- Debate on the first broad energy legislation considered by the full Senate since 2007 will stretch into the weekend, The Hill reports, due to an impasse over an amendment to assist residents of Flint, Michigan, who are dealing with a high-profile water crisis.
- Michigan Sens. Debbie Stabenow and Gary Peters, both Democrats, introduced an amendment this week that would commit $600 million for Flint, including $400 million to match state funds intended to repair and replace old water pipes in the city.
- Flint, under the oversight of a state-appointed emergency manager, halted drinking water purchases from Detroit in 2014 and began drawing drinking water from the Flint River as a cost-cutting measure. The river water corroded the city's water pipes, allowing lead and other contaminants to seep into the water supply.
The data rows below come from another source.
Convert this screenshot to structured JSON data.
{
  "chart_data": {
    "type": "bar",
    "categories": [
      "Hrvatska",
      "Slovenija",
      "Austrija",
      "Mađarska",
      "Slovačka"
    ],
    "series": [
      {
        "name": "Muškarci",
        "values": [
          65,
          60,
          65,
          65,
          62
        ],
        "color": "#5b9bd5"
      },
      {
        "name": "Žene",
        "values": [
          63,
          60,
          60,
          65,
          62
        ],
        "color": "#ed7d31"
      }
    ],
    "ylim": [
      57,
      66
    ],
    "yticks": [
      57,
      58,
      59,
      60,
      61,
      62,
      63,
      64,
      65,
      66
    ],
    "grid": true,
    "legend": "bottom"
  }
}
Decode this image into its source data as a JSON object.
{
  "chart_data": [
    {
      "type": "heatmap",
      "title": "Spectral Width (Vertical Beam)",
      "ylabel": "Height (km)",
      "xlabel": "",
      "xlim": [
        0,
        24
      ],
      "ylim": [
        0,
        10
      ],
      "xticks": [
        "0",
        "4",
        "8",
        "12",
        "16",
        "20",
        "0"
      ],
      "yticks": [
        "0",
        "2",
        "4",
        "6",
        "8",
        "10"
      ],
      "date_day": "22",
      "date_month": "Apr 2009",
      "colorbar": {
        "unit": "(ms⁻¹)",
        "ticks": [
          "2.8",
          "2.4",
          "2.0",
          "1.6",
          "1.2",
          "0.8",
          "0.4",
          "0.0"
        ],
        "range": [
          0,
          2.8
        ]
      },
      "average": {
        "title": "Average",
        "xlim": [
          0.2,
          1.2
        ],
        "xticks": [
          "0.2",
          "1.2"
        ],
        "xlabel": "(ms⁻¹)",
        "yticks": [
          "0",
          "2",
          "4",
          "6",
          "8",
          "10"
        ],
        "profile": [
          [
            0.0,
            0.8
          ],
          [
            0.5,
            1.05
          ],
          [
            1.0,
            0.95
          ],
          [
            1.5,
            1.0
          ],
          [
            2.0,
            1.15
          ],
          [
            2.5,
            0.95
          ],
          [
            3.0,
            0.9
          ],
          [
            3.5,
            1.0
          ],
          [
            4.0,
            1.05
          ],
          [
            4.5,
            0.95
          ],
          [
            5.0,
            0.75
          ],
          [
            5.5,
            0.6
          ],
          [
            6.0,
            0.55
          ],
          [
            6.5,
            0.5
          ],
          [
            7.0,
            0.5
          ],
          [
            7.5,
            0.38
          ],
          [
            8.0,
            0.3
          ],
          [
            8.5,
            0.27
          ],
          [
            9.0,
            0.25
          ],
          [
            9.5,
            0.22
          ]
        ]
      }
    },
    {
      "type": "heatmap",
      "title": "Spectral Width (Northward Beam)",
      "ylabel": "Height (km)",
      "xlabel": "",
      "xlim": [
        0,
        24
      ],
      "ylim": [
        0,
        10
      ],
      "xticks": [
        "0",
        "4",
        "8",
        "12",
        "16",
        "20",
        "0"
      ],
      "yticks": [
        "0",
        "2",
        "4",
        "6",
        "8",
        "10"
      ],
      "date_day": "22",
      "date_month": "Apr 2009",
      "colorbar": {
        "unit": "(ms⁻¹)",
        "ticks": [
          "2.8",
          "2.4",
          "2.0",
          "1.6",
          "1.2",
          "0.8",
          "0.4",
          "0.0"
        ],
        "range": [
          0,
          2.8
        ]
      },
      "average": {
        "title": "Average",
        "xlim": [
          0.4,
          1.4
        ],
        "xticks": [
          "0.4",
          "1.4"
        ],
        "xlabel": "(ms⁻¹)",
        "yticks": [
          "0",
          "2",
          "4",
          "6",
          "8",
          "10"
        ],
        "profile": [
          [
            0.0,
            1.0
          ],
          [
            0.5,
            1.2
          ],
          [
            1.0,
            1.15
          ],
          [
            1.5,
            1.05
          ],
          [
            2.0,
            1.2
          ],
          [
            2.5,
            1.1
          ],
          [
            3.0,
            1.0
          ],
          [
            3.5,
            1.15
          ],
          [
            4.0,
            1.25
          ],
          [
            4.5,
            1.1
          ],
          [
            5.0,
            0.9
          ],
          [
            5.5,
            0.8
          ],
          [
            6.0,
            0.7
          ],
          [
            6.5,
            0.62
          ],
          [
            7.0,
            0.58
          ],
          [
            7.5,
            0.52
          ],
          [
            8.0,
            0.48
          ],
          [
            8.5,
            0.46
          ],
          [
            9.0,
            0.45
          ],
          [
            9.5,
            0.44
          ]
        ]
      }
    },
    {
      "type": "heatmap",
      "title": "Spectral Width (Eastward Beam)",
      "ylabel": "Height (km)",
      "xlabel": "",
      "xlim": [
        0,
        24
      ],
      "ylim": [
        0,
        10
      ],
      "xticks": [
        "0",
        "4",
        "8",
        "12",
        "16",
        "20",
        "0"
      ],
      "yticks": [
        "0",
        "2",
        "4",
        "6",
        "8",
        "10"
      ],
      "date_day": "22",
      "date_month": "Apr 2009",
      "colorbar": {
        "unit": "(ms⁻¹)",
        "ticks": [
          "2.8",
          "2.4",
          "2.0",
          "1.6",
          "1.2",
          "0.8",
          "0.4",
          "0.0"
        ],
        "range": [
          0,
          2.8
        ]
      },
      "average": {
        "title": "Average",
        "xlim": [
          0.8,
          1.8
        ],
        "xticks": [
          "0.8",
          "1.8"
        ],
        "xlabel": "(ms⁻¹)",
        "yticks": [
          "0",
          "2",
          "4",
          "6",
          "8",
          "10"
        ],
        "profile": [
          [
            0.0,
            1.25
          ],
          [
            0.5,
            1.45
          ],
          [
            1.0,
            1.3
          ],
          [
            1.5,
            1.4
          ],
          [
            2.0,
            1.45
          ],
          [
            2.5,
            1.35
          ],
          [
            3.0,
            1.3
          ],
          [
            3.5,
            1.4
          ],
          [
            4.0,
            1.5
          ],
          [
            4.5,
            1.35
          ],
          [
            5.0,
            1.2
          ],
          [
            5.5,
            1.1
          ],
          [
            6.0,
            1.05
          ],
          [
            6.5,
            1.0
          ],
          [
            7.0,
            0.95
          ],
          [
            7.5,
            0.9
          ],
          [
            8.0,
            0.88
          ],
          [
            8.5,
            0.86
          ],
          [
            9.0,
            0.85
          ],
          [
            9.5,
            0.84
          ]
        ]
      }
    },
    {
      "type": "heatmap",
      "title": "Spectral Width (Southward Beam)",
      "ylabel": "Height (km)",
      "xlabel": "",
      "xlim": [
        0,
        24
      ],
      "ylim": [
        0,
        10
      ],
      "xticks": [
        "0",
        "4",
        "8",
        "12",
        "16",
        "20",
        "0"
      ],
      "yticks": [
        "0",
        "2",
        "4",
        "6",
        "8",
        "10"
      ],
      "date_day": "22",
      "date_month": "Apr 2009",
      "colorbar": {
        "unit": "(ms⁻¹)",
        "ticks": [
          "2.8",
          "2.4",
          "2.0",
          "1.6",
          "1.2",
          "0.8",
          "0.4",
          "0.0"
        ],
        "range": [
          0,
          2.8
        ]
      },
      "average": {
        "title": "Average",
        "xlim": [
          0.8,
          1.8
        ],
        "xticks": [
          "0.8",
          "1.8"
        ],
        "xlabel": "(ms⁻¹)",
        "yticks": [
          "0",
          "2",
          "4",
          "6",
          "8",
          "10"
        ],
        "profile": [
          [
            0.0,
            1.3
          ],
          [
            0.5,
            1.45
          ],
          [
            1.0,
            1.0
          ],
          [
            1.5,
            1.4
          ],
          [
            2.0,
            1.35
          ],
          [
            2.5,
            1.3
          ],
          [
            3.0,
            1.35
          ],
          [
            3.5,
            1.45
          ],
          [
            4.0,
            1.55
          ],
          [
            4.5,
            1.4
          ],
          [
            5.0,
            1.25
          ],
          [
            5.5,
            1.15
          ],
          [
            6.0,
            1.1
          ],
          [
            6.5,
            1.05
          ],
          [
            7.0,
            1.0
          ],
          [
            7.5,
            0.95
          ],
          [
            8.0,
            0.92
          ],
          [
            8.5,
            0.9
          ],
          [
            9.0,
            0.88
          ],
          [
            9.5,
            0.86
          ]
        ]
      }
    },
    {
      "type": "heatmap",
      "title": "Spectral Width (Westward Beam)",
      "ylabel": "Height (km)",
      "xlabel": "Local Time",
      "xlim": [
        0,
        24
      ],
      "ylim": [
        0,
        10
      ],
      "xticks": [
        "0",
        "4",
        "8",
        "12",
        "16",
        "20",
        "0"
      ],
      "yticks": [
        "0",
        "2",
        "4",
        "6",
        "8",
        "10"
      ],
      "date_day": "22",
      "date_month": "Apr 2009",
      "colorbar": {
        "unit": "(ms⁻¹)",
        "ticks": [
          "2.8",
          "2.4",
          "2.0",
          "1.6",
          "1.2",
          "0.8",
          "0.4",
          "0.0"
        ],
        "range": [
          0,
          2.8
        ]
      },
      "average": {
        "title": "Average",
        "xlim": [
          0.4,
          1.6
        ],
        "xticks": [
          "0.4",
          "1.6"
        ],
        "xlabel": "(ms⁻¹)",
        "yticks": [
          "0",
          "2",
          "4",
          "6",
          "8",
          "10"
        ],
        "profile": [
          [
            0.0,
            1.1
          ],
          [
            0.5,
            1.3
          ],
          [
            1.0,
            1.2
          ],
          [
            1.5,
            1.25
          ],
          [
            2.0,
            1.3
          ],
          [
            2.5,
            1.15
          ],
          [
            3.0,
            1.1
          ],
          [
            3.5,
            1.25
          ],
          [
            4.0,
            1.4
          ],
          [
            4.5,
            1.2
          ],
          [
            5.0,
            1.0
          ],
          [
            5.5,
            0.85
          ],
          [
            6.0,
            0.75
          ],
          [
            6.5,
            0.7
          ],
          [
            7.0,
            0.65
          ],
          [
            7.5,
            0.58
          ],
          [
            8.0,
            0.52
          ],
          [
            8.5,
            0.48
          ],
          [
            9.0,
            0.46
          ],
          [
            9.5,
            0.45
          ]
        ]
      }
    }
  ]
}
Senators voted twice on Thursday to end debate on the energy bill, the New York Times reports, which would have allowed a final vote on the measure. But each time, Democrats blocked the measure from reaching the 60-vote threshold necessary to close debate, saying they would not move forward without funding for Flint.
“I ask my colleagues in the Senate to look very hard at what has happened here and to help us address this issue,” said Sen. Stabenow, who has led the charge for federal assistance for the water crisis along with Sen. Peters.
An alternative proposal offered by Republicans to provide $500 million in low-interest loans and $50 million in outright funding for Flint was labeled "not adequate" by Stabenow. Officials in Flint expect that it could cost more than $700 million to repair water infrastructure in the city, according to the Detroit Free Press.
Republican Majority Whip John Cornyn (R-TX) called the Democrats' move to oppose the legislation "political gamesmanship" and argued that the Flint proposal was "putting the cart before the horse" because local officials "don't know what they need to do to fix the problem or how much it will cost," Freep reports.
Lawmakers considered dozens of amendements to the bipartisan energy legislation this week, but turned aside the most contentious ones as they attempted to pass a bill with broad bipartisan support that President Obama would sign.
Senate Majority Leader Mitch McConnell used a procedural tactic, the Hill reports, that will allow him to bring the bill up again if an agreement is reached.
"Hopefully we'll be able to salvage this important bipartisan legislation in the next few days," he said.